John Adams to Abigail Adams
Philadelphia January 21. 1794.
My dearest Friend
We go Slowly forward: So Slowly as to produce no Results, which is a better course than to run rapidly in a Career of Mischief.
I go to Senate every day, read the News papers before I go and the Public Papers afterwards, see a few Friends once a Week, go to Church on Sundays; write now and then a Line to you and to Nabby: and oftener to Charles than to his Brothers to See if I can fix his Attention and excite his Ambition: in which design I flatter myself I shall have Success.
John may pursue his Studies and Practice with Confidence as well as Patience. His Talents, his Virtues his Studies and his Writings are not unknown, nor will they go without their Recompence, if Trouble is a Recompence for Trouble. If the People neglect him the Government will not: if the Government neglect him the People will not, at least very long.

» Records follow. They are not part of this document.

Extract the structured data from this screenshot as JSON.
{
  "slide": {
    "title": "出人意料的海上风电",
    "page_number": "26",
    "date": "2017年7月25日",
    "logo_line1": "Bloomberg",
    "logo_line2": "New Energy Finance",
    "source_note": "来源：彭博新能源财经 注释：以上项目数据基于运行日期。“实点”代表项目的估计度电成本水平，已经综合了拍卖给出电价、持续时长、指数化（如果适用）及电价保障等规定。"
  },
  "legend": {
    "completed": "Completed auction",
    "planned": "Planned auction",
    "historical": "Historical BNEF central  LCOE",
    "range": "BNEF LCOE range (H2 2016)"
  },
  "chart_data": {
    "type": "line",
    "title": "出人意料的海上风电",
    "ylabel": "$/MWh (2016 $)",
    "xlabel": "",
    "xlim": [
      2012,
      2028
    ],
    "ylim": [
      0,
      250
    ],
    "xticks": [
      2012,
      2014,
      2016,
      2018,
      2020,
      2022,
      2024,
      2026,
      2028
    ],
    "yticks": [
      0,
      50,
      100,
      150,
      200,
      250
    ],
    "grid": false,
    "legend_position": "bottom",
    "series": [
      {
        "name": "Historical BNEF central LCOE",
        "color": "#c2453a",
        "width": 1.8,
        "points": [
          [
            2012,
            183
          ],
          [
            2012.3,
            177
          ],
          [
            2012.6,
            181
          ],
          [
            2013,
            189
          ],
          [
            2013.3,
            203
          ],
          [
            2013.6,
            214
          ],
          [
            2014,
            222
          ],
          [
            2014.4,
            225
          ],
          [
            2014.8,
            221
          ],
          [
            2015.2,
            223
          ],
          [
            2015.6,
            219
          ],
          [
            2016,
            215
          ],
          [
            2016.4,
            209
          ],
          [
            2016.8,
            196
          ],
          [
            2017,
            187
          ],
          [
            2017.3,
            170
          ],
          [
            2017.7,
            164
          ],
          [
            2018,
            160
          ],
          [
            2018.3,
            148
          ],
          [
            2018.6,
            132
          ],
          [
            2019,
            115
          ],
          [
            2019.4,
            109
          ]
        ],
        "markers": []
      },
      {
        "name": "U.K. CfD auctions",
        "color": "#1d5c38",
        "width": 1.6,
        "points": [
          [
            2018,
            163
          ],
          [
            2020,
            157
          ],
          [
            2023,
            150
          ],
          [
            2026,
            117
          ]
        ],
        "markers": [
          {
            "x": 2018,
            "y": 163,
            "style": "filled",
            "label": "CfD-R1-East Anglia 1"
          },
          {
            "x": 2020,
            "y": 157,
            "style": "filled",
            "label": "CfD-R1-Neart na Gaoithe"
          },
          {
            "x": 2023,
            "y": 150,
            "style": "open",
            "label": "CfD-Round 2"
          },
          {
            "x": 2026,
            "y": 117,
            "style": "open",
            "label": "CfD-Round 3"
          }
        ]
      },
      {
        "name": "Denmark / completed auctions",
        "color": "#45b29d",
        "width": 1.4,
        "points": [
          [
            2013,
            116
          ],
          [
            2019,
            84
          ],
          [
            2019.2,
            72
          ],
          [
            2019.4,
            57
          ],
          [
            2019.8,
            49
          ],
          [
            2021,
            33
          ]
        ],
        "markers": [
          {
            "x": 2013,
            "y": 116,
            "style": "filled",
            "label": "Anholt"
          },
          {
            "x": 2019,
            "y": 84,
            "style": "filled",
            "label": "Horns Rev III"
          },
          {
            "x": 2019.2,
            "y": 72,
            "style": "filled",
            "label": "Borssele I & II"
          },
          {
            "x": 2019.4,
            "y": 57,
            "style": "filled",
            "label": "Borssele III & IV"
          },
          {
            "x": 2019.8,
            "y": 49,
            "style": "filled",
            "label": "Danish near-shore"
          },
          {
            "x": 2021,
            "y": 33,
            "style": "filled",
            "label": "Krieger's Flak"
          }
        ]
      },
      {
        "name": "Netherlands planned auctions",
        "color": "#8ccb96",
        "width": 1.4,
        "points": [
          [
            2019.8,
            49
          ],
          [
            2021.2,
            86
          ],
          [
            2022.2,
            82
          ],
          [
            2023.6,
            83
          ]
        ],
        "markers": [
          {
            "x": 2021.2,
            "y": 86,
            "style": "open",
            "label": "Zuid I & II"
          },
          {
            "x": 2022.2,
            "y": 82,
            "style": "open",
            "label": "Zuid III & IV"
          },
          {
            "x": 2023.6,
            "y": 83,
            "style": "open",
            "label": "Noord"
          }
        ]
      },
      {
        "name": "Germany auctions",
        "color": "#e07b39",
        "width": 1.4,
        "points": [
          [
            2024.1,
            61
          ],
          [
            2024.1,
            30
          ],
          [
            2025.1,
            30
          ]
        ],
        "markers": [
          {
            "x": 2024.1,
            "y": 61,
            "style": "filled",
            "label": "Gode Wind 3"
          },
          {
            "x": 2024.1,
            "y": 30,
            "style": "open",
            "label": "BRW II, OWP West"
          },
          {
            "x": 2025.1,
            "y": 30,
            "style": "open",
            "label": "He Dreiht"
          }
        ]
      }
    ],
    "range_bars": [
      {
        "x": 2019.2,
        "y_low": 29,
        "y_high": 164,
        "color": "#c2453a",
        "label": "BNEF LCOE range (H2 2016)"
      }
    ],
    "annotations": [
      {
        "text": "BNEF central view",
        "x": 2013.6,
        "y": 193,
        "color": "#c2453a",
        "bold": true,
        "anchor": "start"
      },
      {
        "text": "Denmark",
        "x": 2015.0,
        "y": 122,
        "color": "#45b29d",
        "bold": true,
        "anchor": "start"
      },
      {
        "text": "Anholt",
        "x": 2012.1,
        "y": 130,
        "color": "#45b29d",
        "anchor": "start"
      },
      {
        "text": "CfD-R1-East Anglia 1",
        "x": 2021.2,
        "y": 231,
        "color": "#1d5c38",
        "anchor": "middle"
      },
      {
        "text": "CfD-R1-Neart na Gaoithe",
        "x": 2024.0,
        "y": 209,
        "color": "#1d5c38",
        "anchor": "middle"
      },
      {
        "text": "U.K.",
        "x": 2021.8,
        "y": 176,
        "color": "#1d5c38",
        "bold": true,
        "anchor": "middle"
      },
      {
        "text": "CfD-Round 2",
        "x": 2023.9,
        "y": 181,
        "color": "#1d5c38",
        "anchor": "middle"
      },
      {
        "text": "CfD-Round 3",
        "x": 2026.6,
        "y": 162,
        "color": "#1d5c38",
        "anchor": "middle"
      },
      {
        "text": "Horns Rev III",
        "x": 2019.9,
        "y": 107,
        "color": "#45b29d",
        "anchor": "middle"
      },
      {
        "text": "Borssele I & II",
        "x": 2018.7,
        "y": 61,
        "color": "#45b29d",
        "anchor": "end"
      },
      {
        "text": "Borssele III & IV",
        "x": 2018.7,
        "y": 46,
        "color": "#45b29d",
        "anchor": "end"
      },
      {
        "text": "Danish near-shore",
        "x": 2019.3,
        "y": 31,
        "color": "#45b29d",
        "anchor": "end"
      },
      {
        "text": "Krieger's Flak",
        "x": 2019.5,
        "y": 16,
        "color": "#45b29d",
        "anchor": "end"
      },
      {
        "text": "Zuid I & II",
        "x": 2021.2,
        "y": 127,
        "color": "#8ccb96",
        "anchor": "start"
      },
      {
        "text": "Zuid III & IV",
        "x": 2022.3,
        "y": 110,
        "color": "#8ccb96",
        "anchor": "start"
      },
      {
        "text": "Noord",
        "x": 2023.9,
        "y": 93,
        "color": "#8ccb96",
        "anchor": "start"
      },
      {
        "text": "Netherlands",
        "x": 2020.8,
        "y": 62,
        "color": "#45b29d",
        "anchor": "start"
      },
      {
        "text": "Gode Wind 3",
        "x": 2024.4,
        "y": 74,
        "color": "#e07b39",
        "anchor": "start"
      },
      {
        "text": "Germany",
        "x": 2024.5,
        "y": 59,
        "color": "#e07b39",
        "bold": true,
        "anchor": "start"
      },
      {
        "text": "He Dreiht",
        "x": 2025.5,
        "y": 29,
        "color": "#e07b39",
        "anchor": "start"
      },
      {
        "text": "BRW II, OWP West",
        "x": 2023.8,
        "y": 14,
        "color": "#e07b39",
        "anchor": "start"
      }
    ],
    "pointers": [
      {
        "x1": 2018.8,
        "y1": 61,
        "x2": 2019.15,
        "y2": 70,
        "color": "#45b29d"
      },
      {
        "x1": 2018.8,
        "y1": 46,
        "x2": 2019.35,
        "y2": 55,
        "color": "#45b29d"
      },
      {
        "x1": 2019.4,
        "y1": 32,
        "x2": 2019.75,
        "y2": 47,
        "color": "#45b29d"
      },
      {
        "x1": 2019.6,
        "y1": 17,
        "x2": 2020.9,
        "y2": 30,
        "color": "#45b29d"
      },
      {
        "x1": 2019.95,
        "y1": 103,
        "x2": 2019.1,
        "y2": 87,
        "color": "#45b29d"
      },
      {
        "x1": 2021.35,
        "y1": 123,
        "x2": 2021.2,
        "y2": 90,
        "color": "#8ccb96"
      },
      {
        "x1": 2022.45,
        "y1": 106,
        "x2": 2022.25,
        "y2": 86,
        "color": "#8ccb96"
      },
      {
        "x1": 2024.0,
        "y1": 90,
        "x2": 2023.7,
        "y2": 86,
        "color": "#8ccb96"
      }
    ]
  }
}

Thomas is reading Clarendon, in order to form a Judgment of the Duration of the French Republick; and all other such Democratical Republicks which may arise in the great Maritime and commercial, Avaricious and corrupted Nations of Europe.
Cheesman I hear is returned to Boston— Our Trunk had better be taken out. Thomas’s Books and Boots should be Sent here: but the rest may be carried to Quincy. I want nothing and Brisler says having done without his Things so long, he had rather do without them now till We return.
The Senators and Reps. Say that We must Sit here till May— Some hope to be up in April. I cannot flatter myself to be at home till the first of May. If the Yellow Fever Should make its Appearance, We Shall Seperate earlier, but the general Opinion and universal hope is that it will not return at all: at least till after the extream Heats of summer.
I am affectionately yours
RC (Adams Papers); endorsed: “Janry / 21 1794.”